Ce feuilleton s’est révélé totalement lunaire avec un transfert qui s’est éternisé et un joueur qui a fait le choix de rejoindre Sunderland plutôt que Crystal Palace après une journée d’hésitation avec un entourage qui n’a pas forcément aidé. Directeur sportif du club, Matthieu Louis-Jean est revenu sur cette gymnastique permanente entre exigences financières et ambitions sportives ce lundi dans une conférence de presse dédié à l’été lyonnais. Il en a également profité pour expliquer que des départs dans les marchés encore actifs sur le mercato n’étaient pas vraiment concrets pour le moment : «on a vendu pour 70 millions d’euros, on est obligés de créer de la valeur. Il faut faire un recrutement proactif. Ce n’est pas simple. On travaille tous ensemble. C’est la complexité de la situation pour trouver un équilibre financier et sportif. On veut être compétitif, c’est le cas de Michelle Kang. On essaie de trouver les meilleures solutions. Cette fenêtre était compliquée mais on est satisfaits. On est positifs et prêts à bien continuer la saison avec beaucoup d’envie. Des marchés qui restent ouverts et qui peuvent offrir plus de ventes ? Il reste encore des départs sur la fenêtre (AS, Turquie). Il n’y a rien de précis pour le moment.»
«Vendre à des prix pas trop bas cet hiver», confesse Michael Gerlinger
Le directeur général de l’OL, Michael Gerlinger, a pour sa part détaillé la réalité comptable et le rôle clé de Michelle Kang depuis deux ans. Cet été, le dirigeant allemand a confessé que Lyon est même passé tout proche de la faillite : «financièrement, il y a beaucoup de critères. On a parfaitement matché les contraintes de la DNCG. C’est tout bon au niveau de la masse salariale. On est bons. Le problème est au niveau de notre trésorerie. Pour notre propriétaire, c’est important. En juin, on a eu un propriétaire qui a fait faillite. Ça a été très juste parce que Michelle Kang a signé le papier de rachat le jour de la DNCG. C’était très très juste. On a vraiment réduit la perte de 200 millions mais je pense que je ne suis pas autorisé à dire des chiffres. Mais on n’est pas à 0. C’est beaucoup mais ce n’est pas 0. Maintenant, c’est Michelle Kang qui est propriétaire.»
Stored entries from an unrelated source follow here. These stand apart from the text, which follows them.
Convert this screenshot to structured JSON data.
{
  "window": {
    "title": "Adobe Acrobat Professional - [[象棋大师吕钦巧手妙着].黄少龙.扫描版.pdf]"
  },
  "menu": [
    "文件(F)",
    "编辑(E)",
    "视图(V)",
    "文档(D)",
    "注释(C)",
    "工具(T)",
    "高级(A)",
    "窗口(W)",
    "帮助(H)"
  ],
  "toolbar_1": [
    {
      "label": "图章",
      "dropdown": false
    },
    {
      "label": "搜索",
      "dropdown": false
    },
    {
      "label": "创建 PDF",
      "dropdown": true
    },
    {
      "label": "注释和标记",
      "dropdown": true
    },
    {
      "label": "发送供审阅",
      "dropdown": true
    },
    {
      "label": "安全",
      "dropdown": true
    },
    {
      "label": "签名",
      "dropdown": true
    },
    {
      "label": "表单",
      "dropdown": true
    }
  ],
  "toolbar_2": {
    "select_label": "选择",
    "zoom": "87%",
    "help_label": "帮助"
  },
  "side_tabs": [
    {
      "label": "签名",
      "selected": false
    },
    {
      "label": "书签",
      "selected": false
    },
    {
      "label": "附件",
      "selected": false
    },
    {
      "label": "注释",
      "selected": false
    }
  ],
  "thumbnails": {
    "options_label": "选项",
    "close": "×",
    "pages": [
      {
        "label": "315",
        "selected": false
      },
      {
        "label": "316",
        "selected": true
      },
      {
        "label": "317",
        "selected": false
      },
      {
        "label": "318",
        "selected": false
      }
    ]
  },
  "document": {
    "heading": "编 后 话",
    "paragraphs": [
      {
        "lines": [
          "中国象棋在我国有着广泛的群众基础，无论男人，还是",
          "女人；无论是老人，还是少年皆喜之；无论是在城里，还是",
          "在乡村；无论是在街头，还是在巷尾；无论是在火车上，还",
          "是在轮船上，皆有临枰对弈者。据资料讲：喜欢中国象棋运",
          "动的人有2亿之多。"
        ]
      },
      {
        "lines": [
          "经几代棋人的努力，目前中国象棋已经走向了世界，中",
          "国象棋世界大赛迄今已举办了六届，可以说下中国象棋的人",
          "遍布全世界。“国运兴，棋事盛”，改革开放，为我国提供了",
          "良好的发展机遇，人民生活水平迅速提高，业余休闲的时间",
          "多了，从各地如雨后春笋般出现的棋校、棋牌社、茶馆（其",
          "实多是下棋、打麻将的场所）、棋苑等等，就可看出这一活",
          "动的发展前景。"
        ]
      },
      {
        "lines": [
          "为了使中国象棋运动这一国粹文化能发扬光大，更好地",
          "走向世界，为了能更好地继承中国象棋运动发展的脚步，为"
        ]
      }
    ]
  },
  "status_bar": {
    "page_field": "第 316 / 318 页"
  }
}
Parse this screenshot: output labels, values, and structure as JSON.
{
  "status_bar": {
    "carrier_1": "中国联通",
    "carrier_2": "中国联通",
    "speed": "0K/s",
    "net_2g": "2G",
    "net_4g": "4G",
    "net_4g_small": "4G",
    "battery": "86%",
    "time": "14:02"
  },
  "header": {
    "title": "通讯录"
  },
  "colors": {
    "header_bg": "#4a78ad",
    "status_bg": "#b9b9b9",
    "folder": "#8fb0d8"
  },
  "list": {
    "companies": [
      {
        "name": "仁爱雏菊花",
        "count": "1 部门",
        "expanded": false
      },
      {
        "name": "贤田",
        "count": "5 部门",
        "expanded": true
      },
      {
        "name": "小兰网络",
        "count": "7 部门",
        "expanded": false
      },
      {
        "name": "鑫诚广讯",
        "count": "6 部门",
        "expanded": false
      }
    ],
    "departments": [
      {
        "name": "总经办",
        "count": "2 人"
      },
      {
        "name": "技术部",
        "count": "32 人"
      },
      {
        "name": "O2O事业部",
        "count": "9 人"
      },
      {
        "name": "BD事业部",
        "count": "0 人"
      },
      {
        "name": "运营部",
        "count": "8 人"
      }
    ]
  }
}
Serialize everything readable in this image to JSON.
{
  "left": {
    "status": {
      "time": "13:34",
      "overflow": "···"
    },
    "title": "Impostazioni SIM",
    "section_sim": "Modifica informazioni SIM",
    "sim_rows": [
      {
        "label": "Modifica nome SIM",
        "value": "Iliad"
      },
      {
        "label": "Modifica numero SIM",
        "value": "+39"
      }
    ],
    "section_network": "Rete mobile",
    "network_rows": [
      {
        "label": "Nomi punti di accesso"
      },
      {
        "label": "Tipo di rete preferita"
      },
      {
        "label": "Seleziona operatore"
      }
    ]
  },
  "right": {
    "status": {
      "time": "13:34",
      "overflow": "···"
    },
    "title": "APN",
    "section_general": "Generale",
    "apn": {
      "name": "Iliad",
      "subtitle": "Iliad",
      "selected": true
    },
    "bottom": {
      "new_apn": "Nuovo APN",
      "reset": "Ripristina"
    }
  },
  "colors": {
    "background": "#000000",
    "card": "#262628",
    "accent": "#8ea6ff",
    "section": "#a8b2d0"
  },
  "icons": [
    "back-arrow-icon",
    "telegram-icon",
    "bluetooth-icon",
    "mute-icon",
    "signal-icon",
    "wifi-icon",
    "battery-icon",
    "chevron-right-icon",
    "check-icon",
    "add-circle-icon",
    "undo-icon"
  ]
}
Interrogé sur la réalité financière du club en ce mois de septembre 2026, l’ancien directeur du Bayern Munich a été interrogé sur l’importance de l’échec pour se qualifier en Ligue des Champions. Et pour Gerlinger, l’OL vise, au mieux, les trois ans pour se redresser financièrement et il faudra être présent en Europe pour continuer d’éponger la dette : «elle a beaucoup payé pour nous, elle nous a sauvés ces deux dernières saisons. Ce n’est pas un fonds d’investissement. C’est pour ça que c’est à nous de l’aider pour restructurer le club comme il se doit. Ça va durer trois ans. Il faut travailler professionnellement, il faut une cellule de recrutement qui nous permette de recruter des joueurs pas chers. On va continuer comme ça. Une qualification en LDC aurait accéléré les choses. Ça s’est joué à 3 centimètres, on n’a pas réussi comme ça. On va continuer en Europa League. Chose qu’on avait budgété en début de saison.»
Pour autant, le dirigeant allemand refuse d’alimenter une quelconque inquiétude concernant l’avenir européen du club. Relancé aussi sur d’éventuels départs cet hiver, Gerlinger a fixé les conditions du club et n’a pas dit qu’il s’agissait d’une nécessité : «l’UEFA planifie toujours sur la saison prochaine. Je connais les chiffres mais je ne suis pas inquiet. Ça va continuer tout le temps. Tu fais un plan de base mais si tu te qualifies en LDC, c’est beaucoup plus positif. On était tellement plus proches de la LDC, donc j’ai pensé à l’argent. Mais si on veut vendre, oui, on veut vendre mais pas à des prix trop bas cet hiver.» Désormais, l’ensemble du club est pleinement focalisé sur le terrain et sur une saison sportive qui a bien débuté avec deux victoires et un match nul pour les débuts en Ligue 1.